30 de julho de 2005

CRIME E CASTIGO



Obra de estréia de Javier Cercas, O Motivo procura desmascarar o mestre Dostoievski em um jogo de simulação com a literatura (Resenha publicada neste sábado, dia 30/07, no caderno Cultura do Diário Catarinense)

Nei Duclós

Dostoievski está na raiz de O Motivo (Francis, 118 págs.), novela escrita na juventude (1987) pelo espanhol Javier Cercas, autor do best-seller Soldados de Salamina, lançado em 2004 em português pela mesma editora, que vendeu 500 mil exemplares na Europa e virou filme de David Trueba. Surpreende que na minuciosa análise do posfácio, acusado de panegírico pela imprensa espanhola, Francisco Rico nem cite o autor russo. Mas o livro é puro Crime e Castigo: um homem solitário premedita um crime, o assassinato de uma pessoa idosa que tem dinheiro guardado em casa, e remói seus argumentos a favor e contra esse desenlace.
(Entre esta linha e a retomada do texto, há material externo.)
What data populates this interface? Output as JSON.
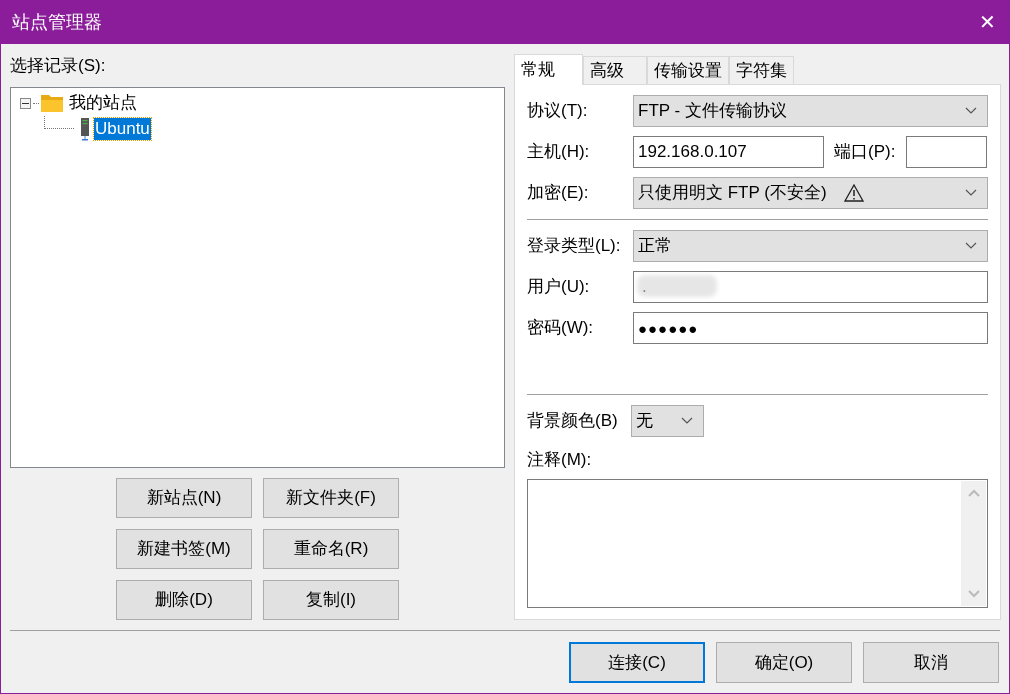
{
  "window": {
    "title": "站点管理器",
    "close": "✕"
  },
  "left": {
    "label": "选择记录(S):",
    "tree": [
      {
        "label": "我的站点",
        "kind": "folder",
        "expanded": true,
        "selected": false,
        "children": [
          {
            "label": "Ubuntu",
            "kind": "server",
            "selected": true
          }
        ]
      }
    ],
    "buttons": [
      "新站点(N)",
      "新文件夹(F)",
      "新建书签(M)",
      "重命名(R)",
      "删除(D)",
      "复制(I)"
    ]
  },
  "tabs": [
    {
      "label": "常规",
      "selected": true
    },
    {
      "label": "高级",
      "selected": false
    },
    {
      "label": "传输设置",
      "selected": false
    },
    {
      "label": "字符集",
      "selected": false
    }
  ],
  "form": {
    "protocol": {
      "label": "协议(T):",
      "value": "FTP - 文件传输协议"
    },
    "host": {
      "label": "主机(H):",
      "value": "192.168.0.107"
    },
    "port": {
      "label": "端口(P):"
    },
    "encryption": {
      "label": "加密(E):",
      "value": "只使用明文 FTP (不安全)",
      "warning": true
    },
    "login_type": {
      "label": "登录类型(L):",
      "value": "正常"
    },
    "user": {
      "label": "用户(U):",
      "value": ".",
      "redacted": true
    },
    "password": {
      "label": "密码(W):",
      "value": "●●●●●●"
    },
    "background_color": {
      "label": "背景颜色(B)",
      "value": "无"
    },
    "comment": {
      "label": "注释(M):"
    }
  },
  "footer_buttons": [
    {
      "label": "连接(C)",
      "default": true
    },
    {
      "label": "确定(O)",
      "default": false
    },
    {
      "label": "取消",
      "default": false
    }
  ]
}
Embalado pela desconstrução do romance feita pelas vanguardas do século 20, Cercas no fundo parece querer desmascarar seu mestre, pois no lugar de refletir o país onde vive com seus personagens atormentados, tudo se reduz à literatura, como se esta se bastasse e fosse um círculo de ferro onde o leitor fica encarcerado para sempre, já que o final do livro é exatamente igual ao seu início. Como em Dostoievski, o que importa não é desvendar o crime (quem matou? Está claro que foi o escritor, esse Raskholnikov de gravata, esse personagem clonado do próprio autor). O que vale são os motivos que levam ao assassinato, aqui uma representação da trama da novela que está sendo lida.

É um jogo que serve para refletir sobre os mecanismos da literatura, essa arte que leva crianças crescidas a um ofício duro, quase sempre não recompensado devidamente. O paradoxo da profissão é que ela só pode ser reconhecida se o escritor abrir mão da humanidade que sustenta uma pessoa e atirar-se ao nada que a tudo devora. É preciso coragem para voar vestido apenas de uma capa vermelha, como um super-homem da primeira infância, e acreditar que será salvo pelas circunstâncias ou por seus super-poderes (ou, na pior das hipóteses, pela ajuda providencial dos pais). É uma empreitada difícil, pois, para não parecer ridículo, o escritor opta pela crueldade (on veut bien être méchant, mais on ne veut pas être ridicule, diz a citação recorrente do livro). Nem sempre funciona. Todo livro está a um passo do fracasso, e sua permanência tem a ver mais com o destino do que com a lógica.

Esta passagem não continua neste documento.